Bleach also knocks out the pain “instantly” of a wasp sting.

Sharon Chappell - September 8, 2020

Thanks for your great and helpful hints!! It’s so very refreshing to know that there are people who truly care enough about others to take the time to discover and share genuine positive information. You are all very much appreciated. Sincerely Sharon

Linda - September 4, 2020

Thank you for your healthy tips ❤

Jack Thrasher - September 4, 2020

That was very thoughtful and very useful I passed it on to my family I`ll try not to eat all the honeyLOL

jack thrasher - September 4, 2020

That was very thoughtful and very useful I passed it on to my family I`ll try not to eat all the honey LOL!

Kit - September 4, 2020

May I tell you a cucumber story? (This would be for you, not necessarily for inclusion on your website unless you want it to be.)

My husband loved cucumbers and took them in his lunch almost daily. One day the guys at the mill decided to play a trick on him. They squeezed hot-pepper juice on his cucumbers, then at lunchtime stood back to watch the show. My husband dug in, noticed that they tasted kind of weird, but ate them anyway.
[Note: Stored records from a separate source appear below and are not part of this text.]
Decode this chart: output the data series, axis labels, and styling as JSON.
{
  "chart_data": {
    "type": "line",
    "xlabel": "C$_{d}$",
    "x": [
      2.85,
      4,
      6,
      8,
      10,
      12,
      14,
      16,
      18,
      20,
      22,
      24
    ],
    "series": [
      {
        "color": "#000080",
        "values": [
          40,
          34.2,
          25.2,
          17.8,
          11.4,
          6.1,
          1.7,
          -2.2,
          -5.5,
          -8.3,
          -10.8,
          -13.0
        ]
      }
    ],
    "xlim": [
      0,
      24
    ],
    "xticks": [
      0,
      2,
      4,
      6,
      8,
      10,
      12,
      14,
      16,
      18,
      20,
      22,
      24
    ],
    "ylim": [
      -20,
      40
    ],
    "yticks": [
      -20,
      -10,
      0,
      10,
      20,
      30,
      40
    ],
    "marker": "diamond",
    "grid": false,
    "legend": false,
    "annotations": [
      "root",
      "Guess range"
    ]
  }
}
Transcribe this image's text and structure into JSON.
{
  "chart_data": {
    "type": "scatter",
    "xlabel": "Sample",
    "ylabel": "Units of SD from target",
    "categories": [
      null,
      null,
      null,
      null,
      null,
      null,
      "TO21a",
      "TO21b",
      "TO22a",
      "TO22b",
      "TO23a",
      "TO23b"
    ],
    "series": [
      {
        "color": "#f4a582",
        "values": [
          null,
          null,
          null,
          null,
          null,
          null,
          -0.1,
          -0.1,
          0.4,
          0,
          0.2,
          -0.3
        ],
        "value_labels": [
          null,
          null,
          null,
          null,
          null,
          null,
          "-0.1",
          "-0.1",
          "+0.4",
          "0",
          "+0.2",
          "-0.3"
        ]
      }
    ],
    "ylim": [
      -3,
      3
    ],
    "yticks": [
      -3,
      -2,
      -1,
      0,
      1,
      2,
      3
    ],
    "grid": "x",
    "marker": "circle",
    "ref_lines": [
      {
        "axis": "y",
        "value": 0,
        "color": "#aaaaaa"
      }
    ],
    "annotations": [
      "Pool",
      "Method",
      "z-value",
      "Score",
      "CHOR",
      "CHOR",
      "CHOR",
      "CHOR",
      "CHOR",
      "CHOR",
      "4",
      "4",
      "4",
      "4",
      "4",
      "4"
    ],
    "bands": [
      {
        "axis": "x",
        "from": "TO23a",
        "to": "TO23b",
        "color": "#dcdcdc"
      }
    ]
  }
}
The guys watched with their jaws dropping. He had NO reaction to the “heat,” because there wasn’t any. Evidently the cucumber neutralized it! (I do not know whether this is truly the case or whether the guys only thought the pepper juice was hot. But the joke was on them.)

ROn cLark - September 4, 2020

I love your atticales on natural cures

Thelma Melendy - September 4, 2020

Fire ants are a problem in Florida. If stung you can pour coke on the bites immediately and they don’t fester up and it calms the pain

Elaine Moon - September 4, 2020

Banana peels work on mosquito bites to stop the itching and soreness.

Amielle R Zemach - September 4, 2020

Another tip: When you burn yourself, DO NOT run it under cold water. That works only so long as you are in the cold water. Take the cold away and the fire and misery returns. And stays. And it blisters. This is essentially the allopathic approach—stomp on the symptom, ignore the cause.

Instead, try the Homeopathic approach: “Like cures Like”— run the burn under WARM water—NOT HOT—WARM for a few seconds. It will hurt a tiny bit more, then the pain will recede and often just disappear. If there is a small blister, use RAW honey. Heals like a dream. I have used this in the kitchen for decades now.

ALWAYS use only RAW honey, preferably wild. None of that heated and clarified muck that is reduced to just sugar. God has given us what we need, if we can only perceive it.